Being the daughter of an ex-Marine, I remember well my father dramatically sharing fantastical stories of being in the ‘corp’ and how I would literally hang on his every word. He was my hero and made life as little girl magical, fun-filled and never a dull moment. As adulthood set in, I realized that my father has a reality where making up stories is based on his own brand of reality. One time in particular, he would consistently tell a story about a limo coming to pick me up for a USO Tour. Problem is, there was no limo, only my fellow cast-mate in her brown Honda Civic. When I asked Daddy why he lied, he simply stated that his version sounded better than the truth.
Jennifer Vogel’s father John was larger than life. As a child, she was fascinated with his charismatic energy and ability to make life feel like a grand adventure. Through him, she learned so much about love and joy, but had no idea the same person she hung the moon and stars on happened to be the most notorious counterfeiter American history.
Directed by Sean Penn and starring him and daughter Dylan Penn, Flag Day is an intimate family portrait about a young woman (Dylan Penn) who struggles to rise above the wreckage of her past while reconciling the inescapable bond between a daughter and her father John (Sean Penn).
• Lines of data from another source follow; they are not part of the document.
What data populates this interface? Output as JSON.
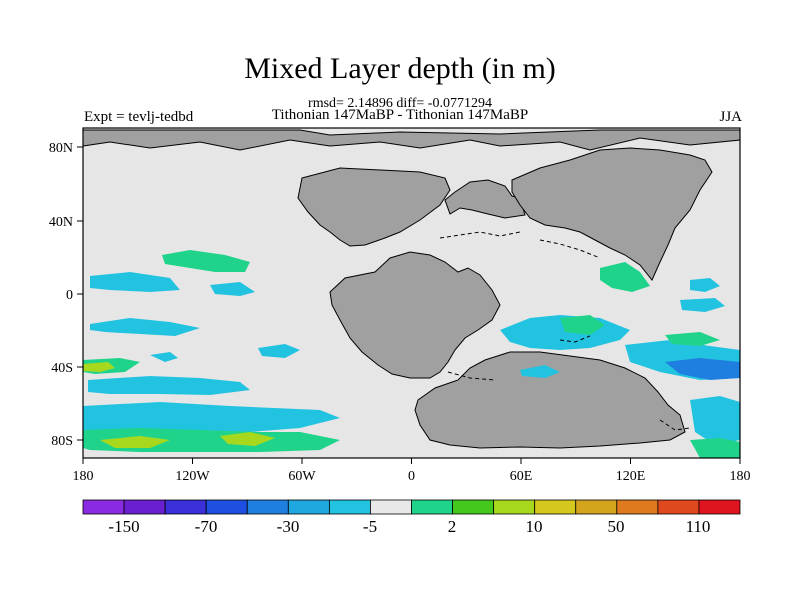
{
  "title": "Mixed Layer depth (in m)",
  "stats": "rmsd= 2.14896 diff= -0.0771294",
  "subtitle": "Tithonian 147MaBP - Tithonian 147MaBP",
  "left_label": "Expt = tevlj-tedbd",
  "right_label": "JJA",
  "map": {
    "ocean_color": "#e6e6e6",
    "land_color": "#a0a0a0",
    "lon_labels": [
      "180",
      "120W",
      "60W",
      "0",
      "60E",
      "120E",
      "180"
    ],
    "lat_labels": [
      "80N",
      "40N",
      "0",
      "40S",
      "80S"
    ]
  },
  "colorbar": {
    "colors": [
      "#8a2be2",
      "#6a1fd0",
      "#3b2fd8",
      "#1f4fe0",
      "#1f7fe0",
      "#1fa8e0",
      "#22c3e0",
      "#e8e8e8",
      "#1fd48a",
      "#44c81e",
      "#a8d81e",
      "#d4c81e",
      "#d4a41e",
      "#e07a1e",
      "#e0481e",
      "#e0141e"
    ],
    "labels": [
      "-150",
      "-70",
      "-30",
      "-5",
      "2",
      "10",
      "50",
      "110"
    ]
  }
}
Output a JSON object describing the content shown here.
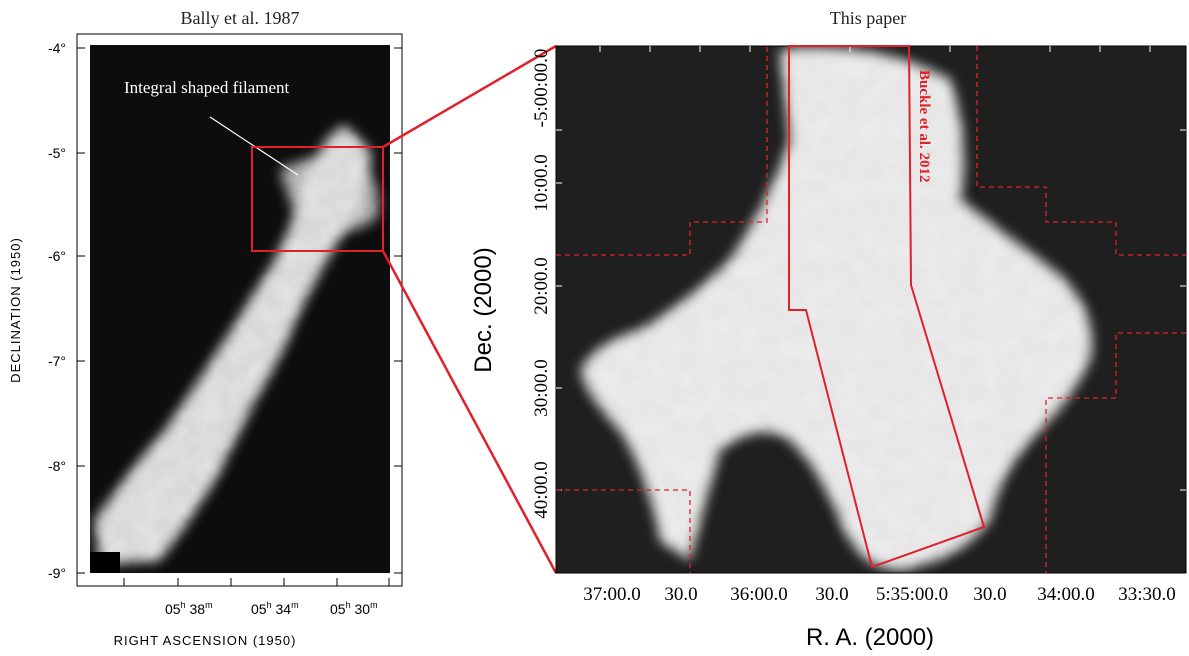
{
  "left_panel": {
    "title": "Bally et al. 1987",
    "annotation": "Integral shaped filament",
    "y_axis_label": "DECLINATION (1950)",
    "x_axis_label": "RIGHT ASCENSION (1950)",
    "y_ticks": [
      "-4°",
      "-5°",
      "-6°",
      "-7°",
      "-8°",
      "-9°"
    ],
    "x_ticks": [
      {
        "h": "05",
        "m": "38"
      },
      {
        "h": "05",
        "m": "34"
      },
      {
        "h": "05",
        "m": "30"
      }
    ]
  },
  "right_panel": {
    "title": "This paper",
    "y_axis_label": "Dec. (2000)",
    "x_axis_label": "R. A. (2000)",
    "y_ticks": [
      "-5:00:00.0",
      "10:00.0",
      "20:00.0",
      "30:00.0",
      "40:00.0"
    ],
    "x_ticks": [
      "37:00.0",
      "30.0",
      "36:00.0",
      "30.0",
      "5:35:00.0",
      "30.0",
      "34:00.0",
      "33:30.0"
    ],
    "overlay_label": "Buckle et al. 2012"
  },
  "colors": {
    "highlight": "#e0202a",
    "panel_dark": "#1f1f1f"
  }
}
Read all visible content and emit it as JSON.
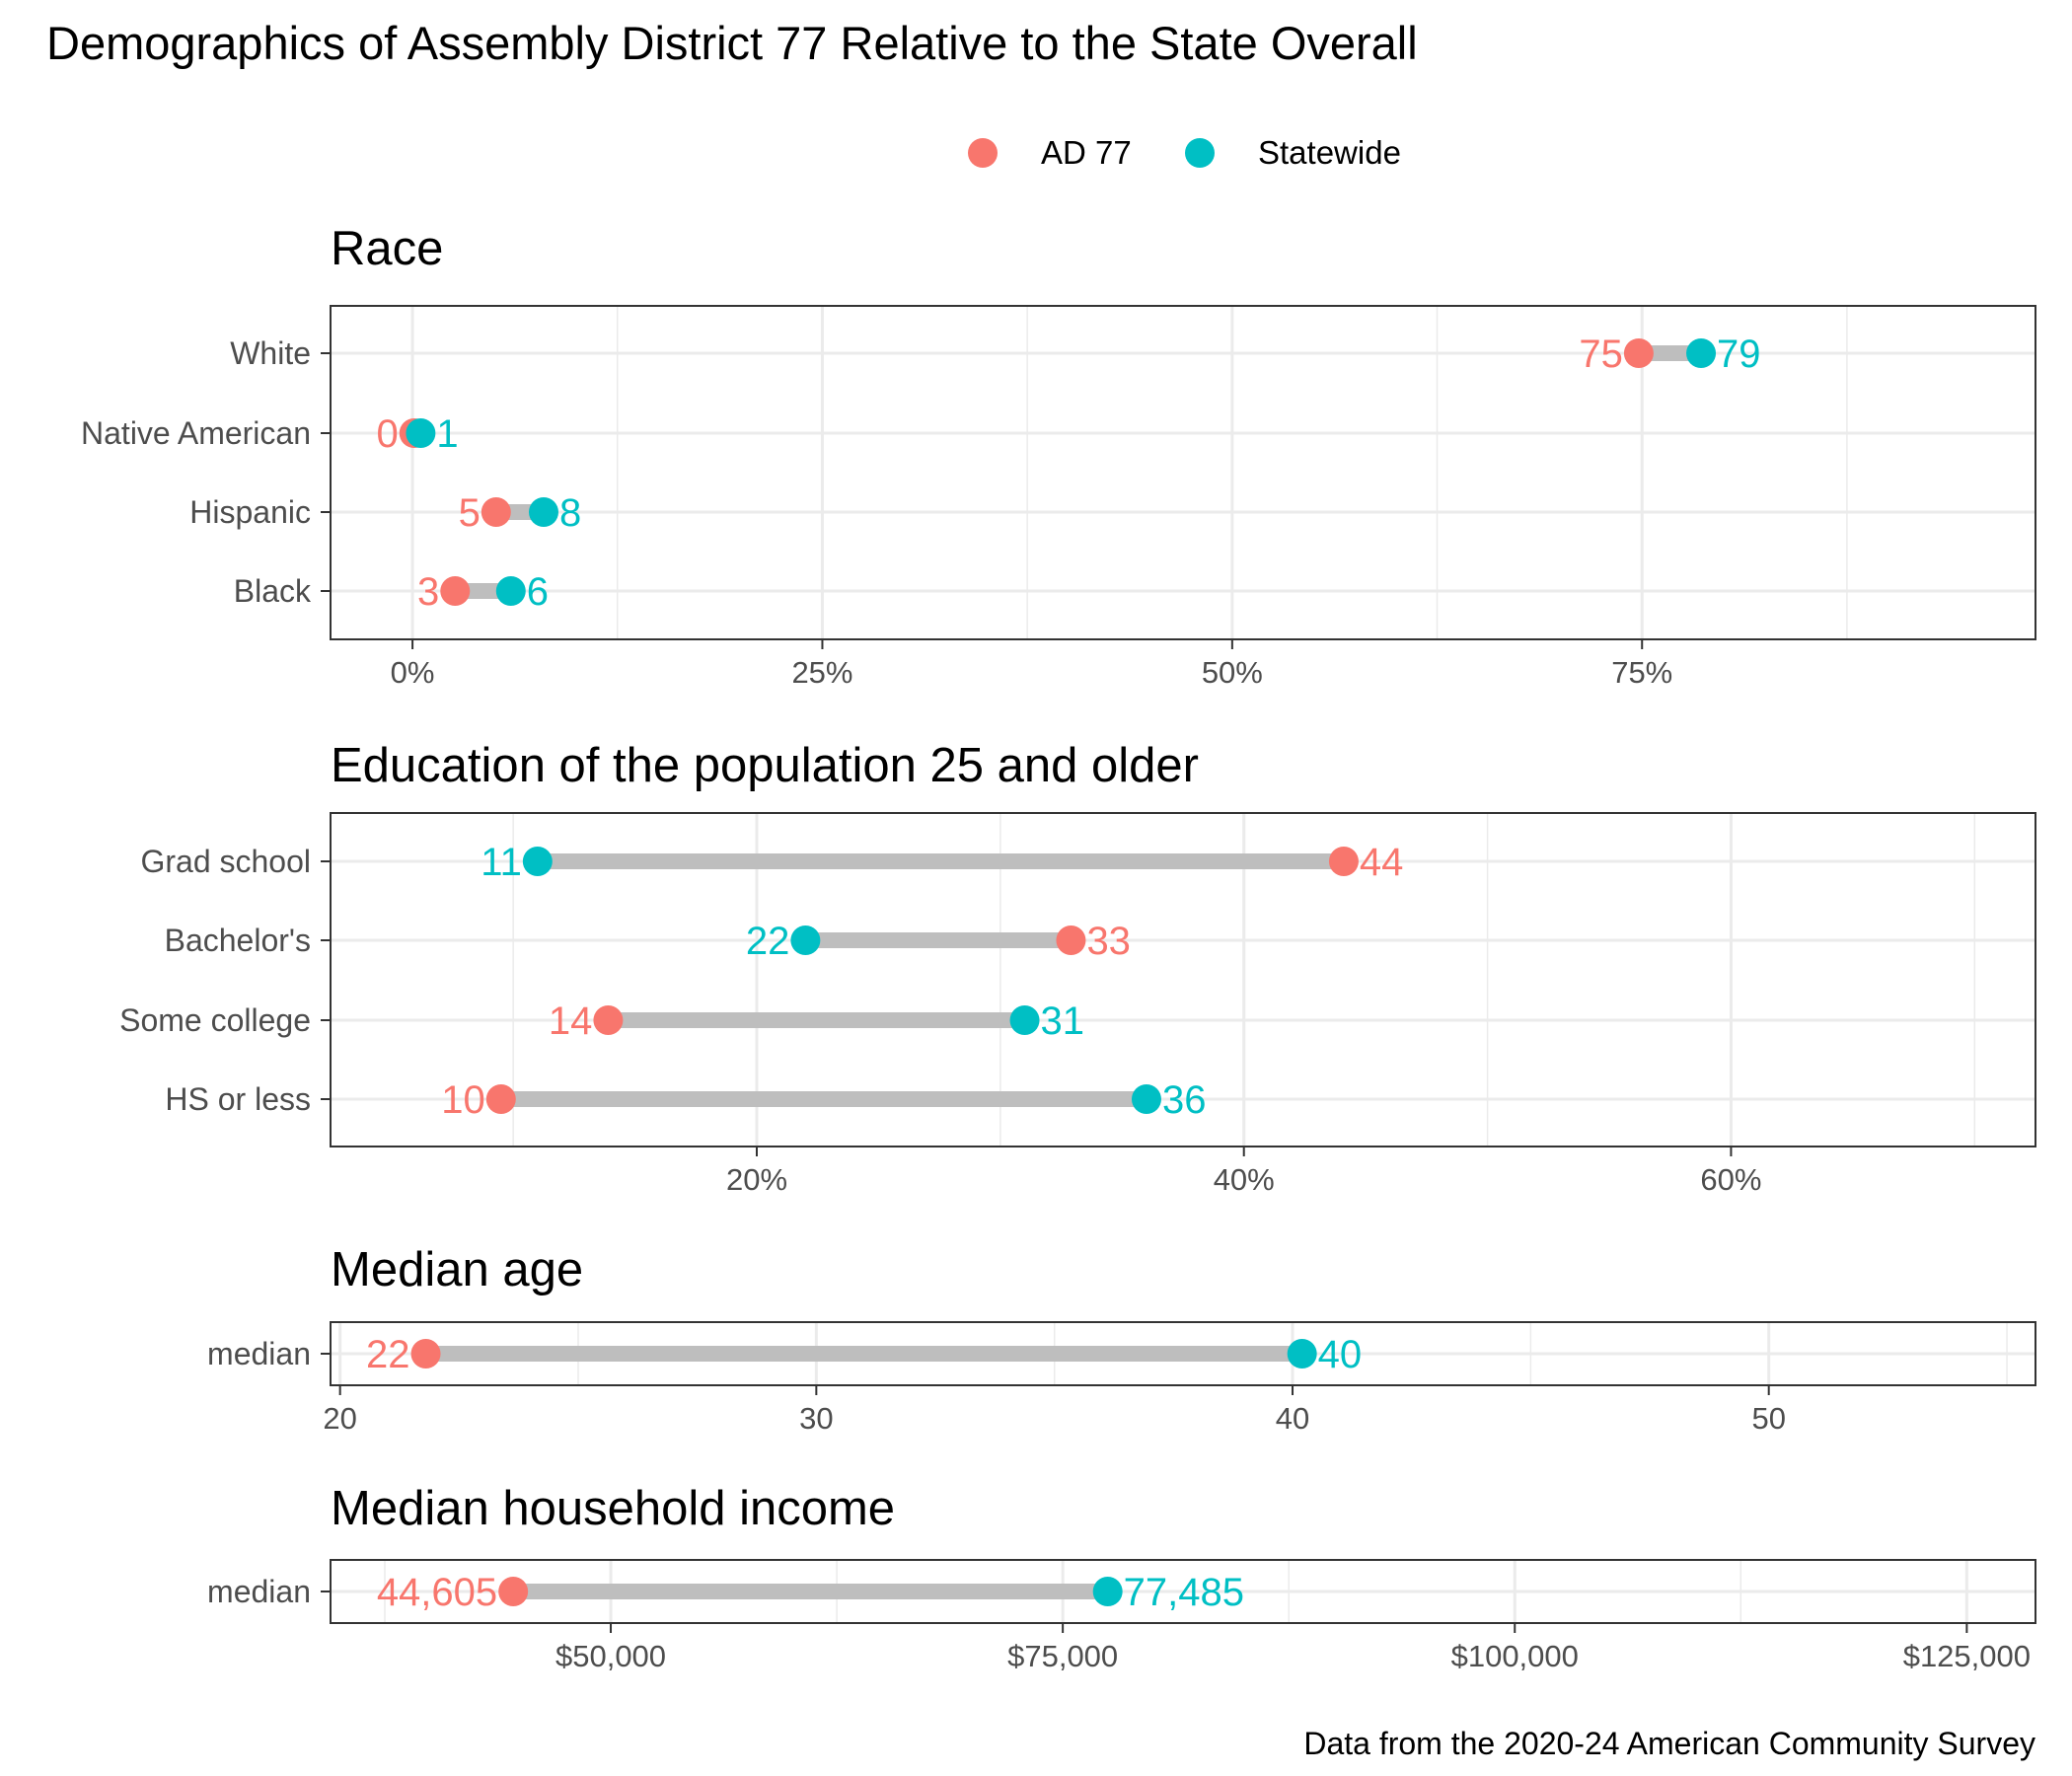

While screening this I was fiercely reminded of an ABBA song, “I Have A Dream” whose lyrics sum up this film perfectly…
I Have a Dream, a song to sing
To help me cope, with anything
If you see the wonder, of a fairy tale
You can take the future, even if you fail
Special flashes of memories are like fairytales and in Jennifer’s version, her father was a Prince. Cut to the summer of 1975. Vogel’s mom often characterized John as Peter Pan, because of his childlike abandon to make reckless decisions. Yet, this same man would burn down the world if he thought it would put him in the lane of the rich and famous. Sean Penn utilizes wonderful imagery that melts into the script along with the soundtrack comprised mostly of Bob Seger and classical Chopin creating the perfect dichotomy of the life John Vogel leads.
The still, unsettled calmness in Penn’s face throughout, while inhabiting John Vogel, reminds audiences of the maturity and range this actor continues to exude. Like my dad, Vogel believed if you describe something well enough anyone can see it. Jennifer Vogel accomplishes exactly that with a screenplay resonating so vividly, that I needed to compose myself from sobbing. Moments like seeing her dad in the rear view mirror while leaving him and having that replicated early on as she and her little brother ride away on a bus away from their father broke my heart, yet so subtly and adequately describes this troubled kinship. Loved the attention to detail down to the costuming with background characters in a parade crowd during Flag Day all dressed in variations of red, white and blue.
Dylan Penn is beguiling, strong and resilient as Jennifer Vogel. Her performance is absolutely stunning to watch as she embraces every nuance and every luminous moment with a committed veracity and high voltage energy often associated with her famous parents. Yet, she is commanding her own space on her own terms and is quite stellar while doing so.
It’s very rare that we see relationships between daughters and dads. When we do witness this onscreen, it is often a romanticized point of view. Flag Day lets it all hang out with the good, the bad and the in-between. As a Daddy’s girl, we love them unconditionally, but sometimes have to protect ourselves in the process – a process that can be as harmful or as productive as one is willing to allow.
John’s downward spiral, begs the question of whether the death of a parent drives one to a secret place creating a kinship to the dead. Maybe, but in the end, John Vogel obtained his freedom and as a result allows Jennifer to become free as well.